Allegiant Air will relax its pace of growth in the third quarter, citing deteriorating booking trends caused by a surge in COVID-19 cases across the US.
Las Vegas-based Allegiant previously planned to operate upwards of 80% of its July schedule, an aggressive rate of growth that highlighted its strong domestic network and leisure focus.
Now, the ULCC has taken that rate down to 75%, and plans to hold it mostly steady next month while management evaluates demand trends.
“Within the last two weeks, several states have reported increases in the number of people with the virus, which has negatively impacted bookings and tempered expectations into the third quarter,” Allegiant CFO Gregory Anderson said in a July 9 market update. “We continue to keep our finger on the pulse and will leverage the flexibility of our model to pull back capacity to match demand in the coming months.”
The announcement came as Allegiant reported another strong performance in June, boosted by a steady rebound in domestic passenger volumes, particularly for leisure travel. The carrier has tripled its share of total passenger traffic, carrying more than 6% of domestic travelers last month compared to less than 2% prior to the pandemic.
Gross bookings of more than $4 million per day in June exceeded expectations, helping to reduce average daily cash burn in Q2 to $900,000 from earlier forecasts of $1.75 million. Allegiant expects that rate of improvement to slow, leaving it with an average daily burn rate of $750,000 in Q3.
“During the month of June we operated 70% of our schedule while increasing load factor by nearly 10 points from May to 57.3%,” Allegiant VP-revenue Drew Wells said. “Capacity was down 17.5% for the month of June as compared with 2019, but peak day available seat miles actually grew 3.5% from the prior year.”
Allegiant’s deceleration comes as other US carriers are also putting the brakes on plans to add back flights in coming weeks, as the industry looks to avoid an overcapacity scenario after carriers spent the last two months ramping up schedules. American is keeping capacity mostly flat in August from July, while Delta is pausing growth in September to evaluate demand trends, after adding back 1,000 daily departures in July and August. United Airlines has also trimmed its planned rate of growth, cutting its system capacity to 35% next month from 40% previously.

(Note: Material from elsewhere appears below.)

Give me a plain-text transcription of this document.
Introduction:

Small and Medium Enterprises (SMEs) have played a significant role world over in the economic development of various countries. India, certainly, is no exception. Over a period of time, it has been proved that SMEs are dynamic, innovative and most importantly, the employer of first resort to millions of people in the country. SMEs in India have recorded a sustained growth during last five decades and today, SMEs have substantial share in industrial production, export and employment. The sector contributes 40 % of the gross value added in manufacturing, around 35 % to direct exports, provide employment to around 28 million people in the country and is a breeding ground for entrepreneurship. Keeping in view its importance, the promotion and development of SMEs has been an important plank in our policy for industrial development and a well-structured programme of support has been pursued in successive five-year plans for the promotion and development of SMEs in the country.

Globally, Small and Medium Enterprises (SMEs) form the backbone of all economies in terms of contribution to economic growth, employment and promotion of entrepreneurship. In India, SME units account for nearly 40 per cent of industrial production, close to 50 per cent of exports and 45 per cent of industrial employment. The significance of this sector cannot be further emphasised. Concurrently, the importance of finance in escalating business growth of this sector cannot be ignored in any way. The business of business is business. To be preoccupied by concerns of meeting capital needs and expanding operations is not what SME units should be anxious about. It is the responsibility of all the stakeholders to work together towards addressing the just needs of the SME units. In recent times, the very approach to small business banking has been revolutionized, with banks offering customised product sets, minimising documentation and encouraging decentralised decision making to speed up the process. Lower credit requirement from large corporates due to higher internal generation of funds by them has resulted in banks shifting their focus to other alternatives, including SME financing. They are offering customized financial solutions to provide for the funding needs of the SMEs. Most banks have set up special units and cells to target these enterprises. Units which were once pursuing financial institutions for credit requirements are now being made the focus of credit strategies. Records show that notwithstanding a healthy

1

Allegiant CEO Maurice Gallagher told shareholders last month that he plans to take advantage of cheap prices for used Airbus planes to grow the airline’s all-A320 fleet and source motors and parts; a strategy he successfully employed with the carrier’s former MD-80 fleet. The airline last counted 87 jets in its mostly leased fleet, with no outstanding orders. Its most recent fleet plan—last updated prior to the pandemic in January—showed it reaching 105 aircraft by year end.